Memasuki dunia kerja, saya kembali membuka tabungan. Kali ini saya membuka rekening di bank swasta atas rekomendasi dari kantor tempat saya bekerja. Rekening yang saya buka waktu itu untuk keperluan transfer gaji setiap bulannya. Jadilah saya memiliki dua rekening dari bank yang berbeda. Menyenangkan sekali rasanya memiliki dua rekening bank sekaligus. Biasanya sehabis gajian, saya langsung mentransfer sebagian gaji saya ke bank pertama saya membuka rekening dan sebagian lagi saya gunakan untuk biaya transportasi dan makan sehari-hari.
Seiring berjalannya waktu, saat ini saya memiliki tiga rekening bank.
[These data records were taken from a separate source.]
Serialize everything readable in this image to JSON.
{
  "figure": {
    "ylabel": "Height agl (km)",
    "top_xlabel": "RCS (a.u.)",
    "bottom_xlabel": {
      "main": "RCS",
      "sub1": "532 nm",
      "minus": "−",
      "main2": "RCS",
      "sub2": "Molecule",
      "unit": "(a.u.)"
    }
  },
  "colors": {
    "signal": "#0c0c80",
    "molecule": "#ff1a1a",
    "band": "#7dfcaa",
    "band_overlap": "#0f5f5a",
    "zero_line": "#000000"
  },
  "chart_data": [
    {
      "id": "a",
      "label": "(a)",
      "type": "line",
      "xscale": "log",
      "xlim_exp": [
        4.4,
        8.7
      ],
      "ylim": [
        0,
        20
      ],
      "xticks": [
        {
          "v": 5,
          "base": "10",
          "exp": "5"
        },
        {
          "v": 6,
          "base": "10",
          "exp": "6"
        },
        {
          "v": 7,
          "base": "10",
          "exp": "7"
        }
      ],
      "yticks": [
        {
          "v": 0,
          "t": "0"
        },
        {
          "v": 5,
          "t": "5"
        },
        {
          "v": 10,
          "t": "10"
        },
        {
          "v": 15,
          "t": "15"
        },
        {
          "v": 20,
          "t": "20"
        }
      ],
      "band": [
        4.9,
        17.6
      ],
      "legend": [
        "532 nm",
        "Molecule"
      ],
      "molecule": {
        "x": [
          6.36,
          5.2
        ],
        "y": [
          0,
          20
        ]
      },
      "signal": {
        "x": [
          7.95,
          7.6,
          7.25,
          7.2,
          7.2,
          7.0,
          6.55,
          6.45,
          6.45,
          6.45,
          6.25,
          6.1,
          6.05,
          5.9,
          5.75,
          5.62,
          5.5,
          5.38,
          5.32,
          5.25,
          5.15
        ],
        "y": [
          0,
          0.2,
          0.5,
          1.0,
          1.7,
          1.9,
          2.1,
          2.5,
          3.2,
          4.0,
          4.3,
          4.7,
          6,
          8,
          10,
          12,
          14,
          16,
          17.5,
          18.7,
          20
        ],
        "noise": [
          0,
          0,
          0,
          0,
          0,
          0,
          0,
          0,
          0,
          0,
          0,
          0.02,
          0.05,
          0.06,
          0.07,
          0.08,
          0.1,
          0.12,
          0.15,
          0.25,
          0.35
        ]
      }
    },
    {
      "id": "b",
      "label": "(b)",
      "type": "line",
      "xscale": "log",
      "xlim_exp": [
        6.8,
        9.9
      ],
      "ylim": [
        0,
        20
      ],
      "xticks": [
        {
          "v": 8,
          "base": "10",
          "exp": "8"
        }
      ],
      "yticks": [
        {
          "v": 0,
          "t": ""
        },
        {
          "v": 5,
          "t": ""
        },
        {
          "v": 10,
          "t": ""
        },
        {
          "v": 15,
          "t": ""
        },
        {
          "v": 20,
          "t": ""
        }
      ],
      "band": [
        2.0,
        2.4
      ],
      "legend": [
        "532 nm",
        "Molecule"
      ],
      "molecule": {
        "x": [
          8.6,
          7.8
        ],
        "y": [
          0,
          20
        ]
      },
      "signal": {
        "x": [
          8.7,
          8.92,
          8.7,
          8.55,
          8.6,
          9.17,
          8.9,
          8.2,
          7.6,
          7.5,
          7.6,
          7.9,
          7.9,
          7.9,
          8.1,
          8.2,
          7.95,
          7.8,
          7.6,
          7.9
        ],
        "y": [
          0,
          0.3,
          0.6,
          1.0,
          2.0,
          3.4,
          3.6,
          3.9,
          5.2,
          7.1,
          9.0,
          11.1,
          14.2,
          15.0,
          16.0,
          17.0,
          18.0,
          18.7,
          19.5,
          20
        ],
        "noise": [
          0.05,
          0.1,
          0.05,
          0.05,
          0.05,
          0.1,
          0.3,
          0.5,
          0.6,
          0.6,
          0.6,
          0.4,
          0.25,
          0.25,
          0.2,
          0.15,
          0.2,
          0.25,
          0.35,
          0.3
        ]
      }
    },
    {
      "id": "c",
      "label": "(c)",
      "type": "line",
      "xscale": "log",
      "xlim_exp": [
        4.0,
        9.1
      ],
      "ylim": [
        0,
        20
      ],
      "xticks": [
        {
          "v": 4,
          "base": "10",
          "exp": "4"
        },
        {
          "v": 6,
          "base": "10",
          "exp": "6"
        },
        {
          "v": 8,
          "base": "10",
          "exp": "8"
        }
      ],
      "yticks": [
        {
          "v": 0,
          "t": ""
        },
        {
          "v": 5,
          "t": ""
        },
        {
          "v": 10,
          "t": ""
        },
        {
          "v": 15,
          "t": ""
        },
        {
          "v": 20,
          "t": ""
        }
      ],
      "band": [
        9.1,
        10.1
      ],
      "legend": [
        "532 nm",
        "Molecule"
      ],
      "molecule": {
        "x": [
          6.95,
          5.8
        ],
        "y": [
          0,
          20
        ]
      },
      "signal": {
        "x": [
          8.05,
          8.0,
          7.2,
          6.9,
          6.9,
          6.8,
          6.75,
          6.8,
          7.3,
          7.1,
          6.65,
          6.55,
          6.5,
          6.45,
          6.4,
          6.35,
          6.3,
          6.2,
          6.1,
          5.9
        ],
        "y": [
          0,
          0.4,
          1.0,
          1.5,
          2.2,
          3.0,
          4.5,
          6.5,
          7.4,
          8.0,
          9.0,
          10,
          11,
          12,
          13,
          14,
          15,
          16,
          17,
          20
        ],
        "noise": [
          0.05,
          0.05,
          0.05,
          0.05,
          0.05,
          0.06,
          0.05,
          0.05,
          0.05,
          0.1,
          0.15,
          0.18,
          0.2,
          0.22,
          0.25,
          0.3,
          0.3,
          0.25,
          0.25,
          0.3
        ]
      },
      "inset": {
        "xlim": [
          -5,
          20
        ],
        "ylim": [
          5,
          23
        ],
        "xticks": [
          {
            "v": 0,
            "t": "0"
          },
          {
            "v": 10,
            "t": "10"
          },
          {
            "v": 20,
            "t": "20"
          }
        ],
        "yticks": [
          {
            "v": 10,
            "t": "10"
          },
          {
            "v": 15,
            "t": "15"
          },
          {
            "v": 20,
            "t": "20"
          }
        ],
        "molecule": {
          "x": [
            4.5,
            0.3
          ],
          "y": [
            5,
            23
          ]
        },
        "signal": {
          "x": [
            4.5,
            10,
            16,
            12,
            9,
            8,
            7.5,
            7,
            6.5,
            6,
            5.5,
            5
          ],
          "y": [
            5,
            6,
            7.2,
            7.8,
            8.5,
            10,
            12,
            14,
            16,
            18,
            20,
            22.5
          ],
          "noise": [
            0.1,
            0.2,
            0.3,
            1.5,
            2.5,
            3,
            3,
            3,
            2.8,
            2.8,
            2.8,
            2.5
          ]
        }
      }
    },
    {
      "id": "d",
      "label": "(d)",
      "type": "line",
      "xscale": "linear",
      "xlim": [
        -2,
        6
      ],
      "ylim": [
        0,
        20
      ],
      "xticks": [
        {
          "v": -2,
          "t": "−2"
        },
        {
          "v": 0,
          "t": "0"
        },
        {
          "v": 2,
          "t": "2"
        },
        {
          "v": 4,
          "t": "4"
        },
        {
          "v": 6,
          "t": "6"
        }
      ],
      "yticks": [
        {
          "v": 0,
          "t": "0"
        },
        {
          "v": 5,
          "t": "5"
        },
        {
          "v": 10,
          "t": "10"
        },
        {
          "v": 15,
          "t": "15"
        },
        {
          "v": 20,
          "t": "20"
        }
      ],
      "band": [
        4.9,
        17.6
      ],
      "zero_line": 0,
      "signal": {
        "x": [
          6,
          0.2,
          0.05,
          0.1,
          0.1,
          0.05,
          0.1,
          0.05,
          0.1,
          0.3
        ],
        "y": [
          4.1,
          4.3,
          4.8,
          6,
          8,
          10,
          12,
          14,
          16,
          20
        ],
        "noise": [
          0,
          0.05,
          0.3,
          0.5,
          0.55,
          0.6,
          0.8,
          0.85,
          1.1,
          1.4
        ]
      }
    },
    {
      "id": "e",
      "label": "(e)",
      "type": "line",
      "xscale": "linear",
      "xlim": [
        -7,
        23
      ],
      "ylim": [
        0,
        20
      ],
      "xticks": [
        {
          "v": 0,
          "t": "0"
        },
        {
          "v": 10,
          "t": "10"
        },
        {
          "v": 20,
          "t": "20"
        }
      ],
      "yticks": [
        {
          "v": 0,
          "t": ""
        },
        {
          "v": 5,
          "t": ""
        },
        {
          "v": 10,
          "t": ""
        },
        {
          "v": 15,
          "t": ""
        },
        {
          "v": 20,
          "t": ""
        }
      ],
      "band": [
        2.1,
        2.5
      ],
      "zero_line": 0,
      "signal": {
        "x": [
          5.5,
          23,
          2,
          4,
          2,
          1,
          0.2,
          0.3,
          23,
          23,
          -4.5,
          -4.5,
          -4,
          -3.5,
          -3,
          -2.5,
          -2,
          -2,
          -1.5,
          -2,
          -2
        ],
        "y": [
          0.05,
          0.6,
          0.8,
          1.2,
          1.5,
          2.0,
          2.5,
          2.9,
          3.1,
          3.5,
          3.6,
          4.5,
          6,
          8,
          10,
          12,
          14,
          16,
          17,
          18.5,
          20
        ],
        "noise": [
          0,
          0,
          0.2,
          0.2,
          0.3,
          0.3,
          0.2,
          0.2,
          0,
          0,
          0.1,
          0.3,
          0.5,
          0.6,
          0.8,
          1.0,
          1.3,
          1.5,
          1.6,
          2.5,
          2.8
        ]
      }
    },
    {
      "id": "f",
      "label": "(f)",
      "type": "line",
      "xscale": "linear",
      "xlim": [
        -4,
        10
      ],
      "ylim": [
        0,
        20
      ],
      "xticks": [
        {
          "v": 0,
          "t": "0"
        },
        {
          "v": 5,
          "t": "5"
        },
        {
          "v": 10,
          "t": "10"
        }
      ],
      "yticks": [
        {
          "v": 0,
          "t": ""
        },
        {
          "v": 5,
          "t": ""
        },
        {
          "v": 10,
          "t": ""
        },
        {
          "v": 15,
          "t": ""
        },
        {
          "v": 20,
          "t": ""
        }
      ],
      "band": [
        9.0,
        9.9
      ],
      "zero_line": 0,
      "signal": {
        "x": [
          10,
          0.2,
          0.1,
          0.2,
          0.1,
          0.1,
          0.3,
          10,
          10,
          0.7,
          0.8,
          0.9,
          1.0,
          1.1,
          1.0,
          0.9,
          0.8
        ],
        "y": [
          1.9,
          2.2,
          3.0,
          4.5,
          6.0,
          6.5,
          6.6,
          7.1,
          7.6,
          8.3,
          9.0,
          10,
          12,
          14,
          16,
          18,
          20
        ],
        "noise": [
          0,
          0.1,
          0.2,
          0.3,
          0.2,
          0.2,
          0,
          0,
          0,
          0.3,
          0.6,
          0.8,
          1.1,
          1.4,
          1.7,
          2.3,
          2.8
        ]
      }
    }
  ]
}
Saya juga memiliki deposito di salah satu bank untuk investasi jangka panjang. Uang yang saya depositokan ini rencananya akan saya gunakan di masa depan. (waktu itu sih mikirnya uangnya untuk biaya nikah, makanya saya buka deposito). Setiap bulannya saya mendapatkan bunga yang lumayan dari Deposito ini. Uang bunga deposito ini bisa saya gunakan untuk menambah uang makan dan transportasi saya sehari-hari.
Untuk deposito ini tentunya berbeda dengan tabungan seperti biasanya. Saya tentu tidak bisa mengambil uang saya di deposito ini setiap saat, karena terikat dengan perjanjian dengan bank tempat saya menyimpan uang. Waktu itu sempat terpikir juga,kira-kira uang yang saya simpan di deposito ini apakah aman. Ada kekuatiran jika bank ini mengalami masalah, apakah dana saya di deposito ini akan aman. Bayangan 16 bank yang dilikuidasi pada waktu krisis moneter terjadi sekitar tahun 98, sedikit terbersit dalam pikiran saya. Jangan-jangan jika bank ini bermasalah, maka uang yang saya simpan di deposito akan ikut raib juga.
![Bapak Samsu Adi Nugroho, Sekretaris LPS saat menjelaskan apa itu LPS di depan kompasiana (foto dokpri)](https://assets.kompasiana.com/items/album/2016/05/15/20160429-194048-57388a34c0afbd8b048b4570.jpg?t=o&v=770)
Salah satu wewenang yang dimiliki LPS sebagai lembaga penjamin simpanan adalah mendapatkan data simpanan nasabah, laporan keuangan bank, dan laporan hasil pemeriksaan bank sepanjang tidak melanggar kerahasiaan bank. Dengan adanya wewenang ini, saya sebagai nasabah tentunya sedikit lebih yakin karena data saya sebagai nasabah tentunya sudah ada di LPS. Ketika terjadi apa-apa dengan bank tempat saya menabung, tentunya data-data saya sebagai nasabah di bank sudah ada di LPS. Ini tentu saja akan membantu saya untuk mengurus uang kalau ada masalah di bank tempat saya menabung.